Most likely it’s the statistical reconstruction model the DNR is currently using to estimate bear numbers rather than a decline in the bear population. The DNR has been using the computer model to estimate the state’s bear population since 2014. The model is entirely dependent upon the sex and age of bears bagged by hunters each year as well as hunting effort. The DNR has that data going back to 1992. When new data from current seasons are available, that’s plugged into the model to generate a new estimate.
DNR research specialist Sarah Mayhew is responsible for processing the DNR’s bear population reconstruction computer model.
She said, “All of the information is plugged into the program and it goes through a number of scenarios to determine what the bear population was most likely to have been like to produce the harvest that we know we had, given the other data that is known.”

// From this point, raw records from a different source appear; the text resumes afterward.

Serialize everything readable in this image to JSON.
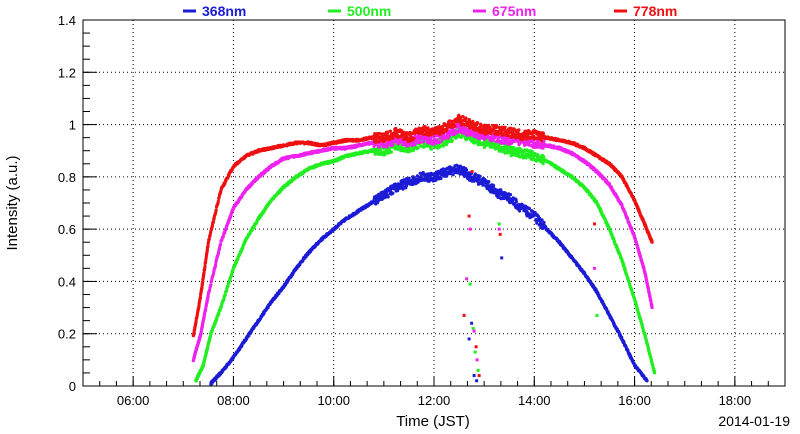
{
  "chart_data": {
    "type": "scatter",
    "xlabel": "Time (JST)",
    "ylabel": "Intensity (a.u.)",
    "date_label": "2014-01-19",
    "xlim": [
      5.0,
      19.0
    ],
    "ylim": [
      0,
      1.4
    ],
    "grid": true,
    "legend_position": "top",
    "x_ticks": [
      {
        "value": 6,
        "label": "06:00"
      },
      {
        "value": 8,
        "label": "08:00"
      },
      {
        "value": 10,
        "label": "10:00"
      },
      {
        "value": 12,
        "label": "12:00"
      },
      {
        "value": 14,
        "label": "14:00"
      },
      {
        "value": 16,
        "label": "16:00"
      },
      {
        "value": 18,
        "label": "18:00"
      }
    ],
    "y_ticks": [
      {
        "value": 0,
        "label": "0"
      },
      {
        "value": 0.2,
        "label": "0.2"
      },
      {
        "value": 0.4,
        "label": "0.4"
      },
      {
        "value": 0.6,
        "label": "0.6"
      },
      {
        "value": 0.8,
        "label": "0.8"
      },
      {
        "value": 1.0,
        "label": "1"
      },
      {
        "value": 1.2,
        "label": "1.2"
      },
      {
        "value": 1.4,
        "label": "1.4"
      }
    ],
    "series": [
      {
        "name": "368nm",
        "color": "#1c1cd6",
        "x": [
          7.55,
          7.75,
          8.0,
          8.25,
          8.5,
          8.75,
          9.0,
          9.25,
          9.5,
          9.75,
          10.0,
          10.25,
          10.5,
          10.75,
          11.0,
          11.25,
          11.5,
          11.75,
          12.0,
          12.25,
          12.5,
          12.75,
          13.0,
          13.25,
          13.5,
          13.75,
          14.0,
          14.25,
          14.5,
          14.75,
          15.0,
          15.25,
          15.5,
          15.75,
          16.0,
          16.25
        ],
        "y": [
          0.01,
          0.05,
          0.11,
          0.18,
          0.25,
          0.32,
          0.38,
          0.45,
          0.51,
          0.56,
          0.6,
          0.64,
          0.67,
          0.7,
          0.73,
          0.76,
          0.78,
          0.8,
          0.8,
          0.82,
          0.83,
          0.8,
          0.78,
          0.74,
          0.72,
          0.68,
          0.65,
          0.6,
          0.55,
          0.49,
          0.43,
          0.36,
          0.27,
          0.18,
          0.08,
          0.02
        ]
      },
      {
        "name": "500nm",
        "color": "#22ee22",
        "x": [
          7.25,
          7.4,
          7.55,
          7.75,
          8.0,
          8.25,
          8.5,
          8.75,
          9.0,
          9.25,
          9.5,
          9.75,
          10.0,
          10.25,
          10.5,
          10.75,
          11.0,
          11.25,
          11.5,
          11.75,
          12.0,
          12.25,
          12.5,
          12.75,
          13.0,
          13.25,
          13.5,
          13.75,
          14.0,
          14.25,
          14.5,
          14.75,
          15.0,
          15.25,
          15.5,
          15.75,
          16.0,
          16.2,
          16.4
        ],
        "y": [
          0.02,
          0.08,
          0.2,
          0.3,
          0.45,
          0.56,
          0.64,
          0.71,
          0.76,
          0.8,
          0.83,
          0.85,
          0.86,
          0.88,
          0.89,
          0.9,
          0.9,
          0.92,
          0.91,
          0.93,
          0.92,
          0.94,
          0.97,
          0.95,
          0.93,
          0.92,
          0.9,
          0.89,
          0.88,
          0.86,
          0.83,
          0.8,
          0.76,
          0.7,
          0.6,
          0.48,
          0.33,
          0.2,
          0.05
        ]
      },
      {
        "name": "675nm",
        "color": "#ee22ee",
        "x": [
          7.2,
          7.35,
          7.5,
          7.75,
          8.0,
          8.25,
          8.5,
          8.75,
          9.0,
          9.25,
          9.5,
          9.75,
          10.0,
          10.25,
          10.5,
          10.75,
          11.0,
          11.25,
          11.5,
          11.75,
          12.0,
          12.25,
          12.5,
          12.75,
          13.0,
          13.25,
          13.5,
          13.75,
          14.0,
          14.25,
          14.5,
          14.75,
          15.0,
          15.25,
          15.5,
          15.75,
          16.0,
          16.2,
          16.35
        ],
        "y": [
          0.1,
          0.2,
          0.35,
          0.55,
          0.68,
          0.75,
          0.8,
          0.84,
          0.87,
          0.88,
          0.89,
          0.9,
          0.91,
          0.91,
          0.92,
          0.93,
          0.93,
          0.94,
          0.93,
          0.95,
          0.94,
          0.96,
          0.99,
          0.97,
          0.96,
          0.95,
          0.94,
          0.94,
          0.93,
          0.92,
          0.91,
          0.89,
          0.86,
          0.82,
          0.77,
          0.69,
          0.57,
          0.44,
          0.3
        ]
      },
      {
        "name": "778nm",
        "color": "#ee1111",
        "x": [
          7.2,
          7.35,
          7.5,
          7.75,
          8.0,
          8.25,
          8.5,
          8.75,
          9.0,
          9.25,
          9.5,
          9.75,
          10.0,
          10.25,
          10.5,
          10.75,
          11.0,
          11.25,
          11.5,
          11.75,
          12.0,
          12.25,
          12.5,
          12.75,
          13.0,
          13.25,
          13.5,
          13.75,
          14.0,
          14.25,
          14.5,
          14.75,
          15.0,
          15.25,
          15.5,
          15.75,
          16.0,
          16.2,
          16.35
        ],
        "y": [
          0.19,
          0.35,
          0.55,
          0.75,
          0.84,
          0.88,
          0.9,
          0.91,
          0.92,
          0.93,
          0.93,
          0.92,
          0.93,
          0.94,
          0.94,
          0.95,
          0.95,
          0.97,
          0.95,
          0.98,
          0.97,
          0.99,
          1.02,
          1.0,
          0.98,
          0.98,
          0.97,
          0.96,
          0.96,
          0.95,
          0.94,
          0.93,
          0.91,
          0.88,
          0.85,
          0.8,
          0.71,
          0.62,
          0.55
        ]
      }
    ],
    "outliers": [
      {
        "series": "368nm",
        "x": [
          12.7,
          12.75,
          12.8,
          12.85,
          13.35
        ],
        "y": [
          0.18,
          0.24,
          0.04,
          0.02,
          0.49
        ]
      },
      {
        "series": "500nm",
        "x": [
          12.72,
          12.78,
          12.82,
          12.88,
          13.3,
          15.25
        ],
        "y": [
          0.39,
          0.22,
          0.13,
          0.06,
          0.62,
          0.27
        ]
      },
      {
        "series": "675nm",
        "x": [
          12.65,
          12.72,
          12.8,
          12.86,
          13.3,
          15.2
        ],
        "y": [
          0.41,
          0.6,
          0.21,
          0.1,
          0.6,
          0.45
        ]
      },
      {
        "series": "778nm",
        "x": [
          12.6,
          12.7,
          12.76,
          12.84,
          12.9,
          13.32,
          15.2
        ],
        "y": [
          0.27,
          0.65,
          0.82,
          0.15,
          0.04,
          0.58,
          0.62
        ]
      }
    ]
  }
}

A population model that relies so heavily on harvest data is bound to vary depending upon the most recent harvest. A low harvest like what occurred during 2018 is bound to generate a reduced population estimate such as the one for September 1, 2018. A high harvest like the one during 2017 has more of a tendency to reflect an increasing bear population like the one arrived at for September 1, 2017.
Bear population estimates can vary so widely with the DNR’s computer model from one year to the next that new figures can totally eliminate previous estimates. That’s what happened with the estimate generated in 2019. After data from 2018 bear seasons was entered, the model calculated that the number of legal bears in the UP during 2017 was only 10,000 and not 10,799, and then declined to 9,761 by the fall of 2018. The model estimated there were only about 2,750 legal bears in the northern LP in 2017, which declined to 2,647 by 2018.
Cody Norton is the DNR’s new bear specialist, who works out of the Marquette office.
“Every time we enter a new year’s worth of data in the model it recalculates what it thinks the bear population was like for previous years besides the new year. That’s the way it works. That’s why there was such a change between estimates for 2017 and 2018,” said Norton
In reality, the abundance of natural foods during 2018 was most likely the reason why fewer bears were bagged by hunters and not a reduction in bear numbers. The model does not take into account factors that affect hunting success like that.
“We tried incorporating food abundance in the model,” Norton commented, “and it simply didn’t work. Michigan State University tried developing an index for how abundant acorns were on an annual basis. They didn’t get input from enough sources to make that index reliable.”
The DNR readily admits that computer models are not exact. They are only as good as information that goes into them and the one being used to estimate bear numbers does not currently incorporate all of the information that plays a role in bear hunting success and harvest. Hunters should keep that in mind when viewing estimates generated by the model.